Human Trafficking at Home: Labor Trafficking of Domestic Workers
When Lea was asked to come to the United States to work as a nanny she jumped at the chance. The money she was promised would go a long way in her country – and she could have it all sent directly to a bank back home as all her living expenses were to be paid by the family she came to work for. But when Lea arrived at the family’s home in a mid-sized southern U.S. city, she was told she was not just caring for children but also cooking and cleaning for the whole family. Her shifts started at 5 a.m. and she was expected to work until 1 a.m. She was told that she was not allowed to leave the home and that if she tried to go out, she would be deported. Less than half the money she was promised was deposited in her bank account and when she complained her employer beat her with her fists and with a telephone. Her employer took her passport when she first arrived in the country and would not give it back when she said she wanted to leave.

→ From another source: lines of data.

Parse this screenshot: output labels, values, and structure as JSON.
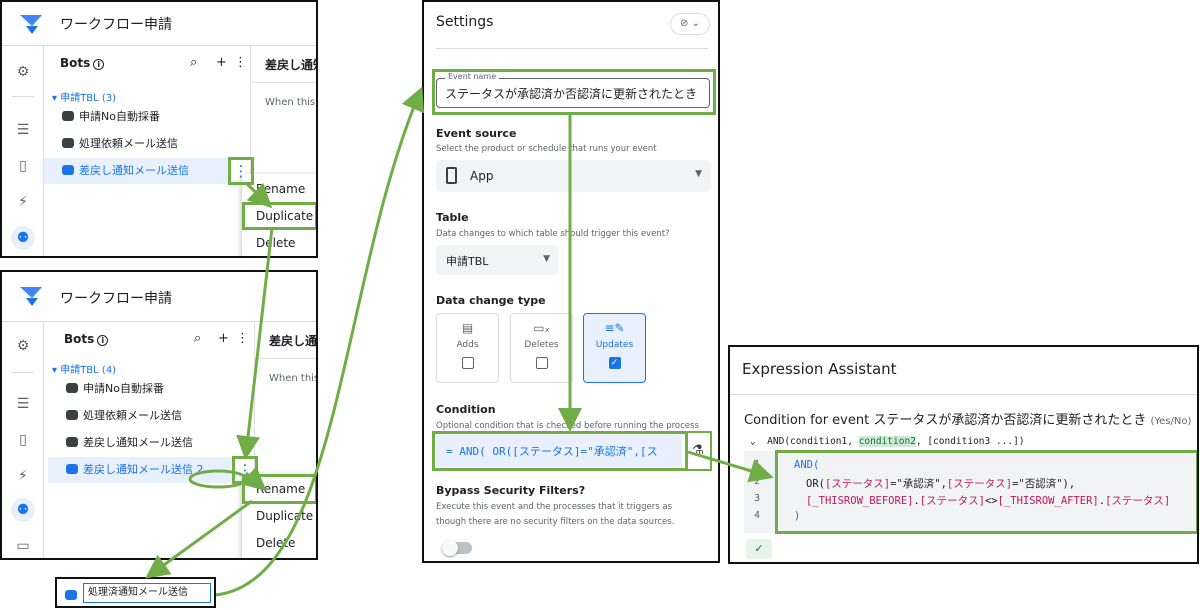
{
  "app": {
    "title": "ワークフロー申請",
    "bots_label": "Bots",
    "right_heading": "差戻し通知",
    "right_heading2": "差戻し通",
    "when_text": "When this",
    "group_label_1": "申請TBL (3)",
    "group_label_2": "申請TBL (4)",
    "bots_1": [
      "申請No自動採番",
      "処理依頼メール送信",
      "差戻し通知メール送信"
    ],
    "bots_2": [
      "申請No自動採番",
      "処理依頼メール送信",
      "差戻し通知メール送信",
      "差戻し通知メール送信 2"
    ],
    "menu": [
      "Rename",
      "Duplicate",
      "Delete"
    ],
    "rename_value": "処理済通知メール送信"
  },
  "settings": {
    "title": "Settings",
    "event_name_label": "Event name",
    "event_name": "ステータスが承認済か否認済に更新されたとき",
    "event_source_label": "Event source",
    "event_source_desc": "Select the product or schedule that runs your event",
    "event_source_value": "App",
    "table_label": "Table",
    "table_desc": "Data changes to which table should trigger this event?",
    "table_value": "申請TBL",
    "change_type_label": "Data change type",
    "change_types": [
      {
        "label": "Adds",
        "checked": false
      },
      {
        "label": "Deletes",
        "checked": false
      },
      {
        "label": "Updates",
        "checked": true
      }
    ],
    "condition_label": "Condition",
    "condition_desc": "Optional condition that is checked before running the process",
    "condition_value": "=  AND( OR([ステータス]=\"承認済\",[ス",
    "bypass_label": "Bypass Security Filters?",
    "bypass_desc_1": "Execute this event and the processes that it triggers as",
    "bypass_desc_2": "though there are no security filters on the data sources."
  },
  "assistant": {
    "title": "Expression Assistant",
    "subtitle": "Condition for event ステータスが承認済か否認済に更新されたとき",
    "type_hint": "(Yes/No)",
    "signature_pre": "AND(condition1, ",
    "signature_hl": "condition2",
    "signature_post": ", [condition3 ...])",
    "line_numbers": [
      "1",
      "2",
      "3",
      "4"
    ],
    "code": {
      "l1": "AND(",
      "l2a": "OR(",
      "l2b": "[ステータス]",
      "l2c": "=\"承認済\",",
      "l2d": "[ステータス]",
      "l2e": "=\"否認済\"),",
      "l3a": "[_THISROW_BEFORE]",
      "l3b": ".",
      "l3c": "[ステータス]",
      "l3d": "<>",
      "l3e": "[_THISROW_AFTER]",
      "l3f": ".",
      "l3g": "[ステータス]",
      "l4": ")"
    }
  },
  "colors": {
    "accent": "#1a73e8",
    "highlight_green": "#70ad47",
    "code_column": "#c2185b"
  }
}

Lea felt she had nowhere to turn. In many ways, she was right. She was also not alone.
From December 2007 to December 2017, the Polaris-operated National Human Trafficking Hotline learned about approximately 8,000 labor trafficking cases. The highest number of cases -almost 23 percent – involved domestic work. In human trafficking prosecutions, the highest number of criminal and civil cases for labor trafficking in 2017 were domestic work-related.2
The fact that domestic workers make up the greatest percentage of labor trafficking cases recorded by the National Hotline can be attributed in part to this workforce’s near total lack of interim legal options – ways to get justice, get back pay or otherwise get help before a situation becomes intolerable or escalates into trafficking. Domestic workers are explicitly excluded from some labor protections and de facto left out of others. This plays out in practical, tangible ways but also in shaping norms and attitudes that lead to exploitation and abuse. Our legal framework implies that these people do not matter as much as others, which is a dangerous message to send to employers.
On top of the lack of protections under U.S. law, the system by which many domestic workers from foreign countries enter the United States is so poorly designed that it could arguably be said to encourage exploitation and trafficking. Social services that provide assistance specifically for this population are relatively few and far between.
The result is that many domestic workers labor in exploitative conditions and experience wage theft while working longer hours than agreed upon and usually performing additional tasks – like a nanny also being a housekeeper – without any corresponding increase in wages. The situation escalates into human trafficking if, for example, the domestic worker was engaged or recruited through fraudulent means or if, as in Lea’s case, the worker is forced to remain on the job through threats, violence or other forms of force or coercion.